How to Recover from a Bad Job Interview

LaSalle Network Vice President, Jessica Schaeffer, joined ABC 7 Chicago to share how to recover after making a mistake in a job interview.  To watch, click here.


It’s a new year, is it time for a new career? With a new year comes many professionals making resolutions to climb the corporate ladder or find a new role. While working to find a job, nothing tugs at the back of somebody’s mind like the regret of a botched interview, or the anxiety of messing up in an upcoming one. Not nailing the perfect answer or forgetting key details is a collective anxiety of many modern jobseekers.  

Despite an interview going south, not all is lost. There are a few key ways to grab hold of the interview and swing it back around.  


First, Take a Breath 

Interviews can be intimidating and nerve-wracking, and thankfully, interviewers know this, too. If it feels like answers are getting too wordy, or the responses feel remarkably similar because nerves kicked in and any recollection of a former roles’ successes comes to a blank, it is okay to acknowledge the nerves and ask the interviewer to start an answer over. Take a second to breathe, gather your thoughts and refocus the interview. It’s a strong step forward in repairing a mangled answer and reconnecting with the interviewer.  


Ask Clarifying Questions 

Not all botched responses are a result of nerves. Oftentimes it’s because the question wasn’t fully understood. Don’t be afraid to break the rhythm of the interview and ask those clarifying questions. Refocusing questions, like asking for clarification or for the interviewer to elaborate on a topic, can give more focus to the interview, and allow for more specific and unique answers. If anything, asking for clarification during the interview shows engagement, and when asked in a follow-up email shows reflection and continued interest in the role.  


Restate Answers 

Remember that an interview is a conversation, and if something that was left out from a previous response pops up further into the interview, there is no rule that says it can’t be shared because the interviewer moved on from that question. Allowing space to be as clear as possible not only helps the interview have greater impact but gives peace of mind that all that could be said was.  


Draft a Thank-You Note 

After the interview is said and done, drafting a thank-you note and sending it within 24 hours is an effective way to show continued interest in the position. Also use this opportunity to address any additional information that may have been left out of a response.

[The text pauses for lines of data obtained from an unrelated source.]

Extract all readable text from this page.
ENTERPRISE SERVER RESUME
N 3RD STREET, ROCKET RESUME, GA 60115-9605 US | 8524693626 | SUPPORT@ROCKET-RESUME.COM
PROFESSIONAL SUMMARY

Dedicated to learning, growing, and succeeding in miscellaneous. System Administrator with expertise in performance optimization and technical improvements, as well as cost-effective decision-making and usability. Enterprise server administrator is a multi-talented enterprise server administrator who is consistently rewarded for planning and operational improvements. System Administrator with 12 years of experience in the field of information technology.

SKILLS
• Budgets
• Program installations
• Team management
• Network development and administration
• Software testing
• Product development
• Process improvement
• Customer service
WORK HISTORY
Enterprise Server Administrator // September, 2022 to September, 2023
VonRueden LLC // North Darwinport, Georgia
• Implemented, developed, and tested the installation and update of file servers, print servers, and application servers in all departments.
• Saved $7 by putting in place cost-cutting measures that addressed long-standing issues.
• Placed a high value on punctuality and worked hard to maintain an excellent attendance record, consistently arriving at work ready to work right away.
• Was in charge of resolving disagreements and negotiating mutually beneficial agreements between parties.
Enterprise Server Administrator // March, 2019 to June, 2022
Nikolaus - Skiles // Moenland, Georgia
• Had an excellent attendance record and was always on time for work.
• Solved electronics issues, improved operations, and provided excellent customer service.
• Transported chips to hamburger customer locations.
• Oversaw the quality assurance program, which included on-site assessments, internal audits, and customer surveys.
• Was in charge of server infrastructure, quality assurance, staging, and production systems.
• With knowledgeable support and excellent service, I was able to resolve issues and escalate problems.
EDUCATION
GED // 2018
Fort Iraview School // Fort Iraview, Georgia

An open and honest thank-you note can push the interview out of the red and into the green. 


Ask for a Re-Do 

There are so many things that happen day-to-day that can cause distraction during a job interview – a flat tire, a sick baby at home, a recent passing of a loved one, finding out hard news before entering the room, and the list goes on and on. If you truly feel like you could have done a much better job without a major distraction, ask the interviewer for a second chance. Be vulnerable and share what was going on and ask for a re-do. It shows emotional intelligence, and the worst that can happen is they decline the idea. 


Ask for Feedback 

At this point, if there is nothing left to ask for and nothing more to be done to salvage a junked interview, ask for feedback. Getting information on what went well and what went poorly can change the game for a future job interview.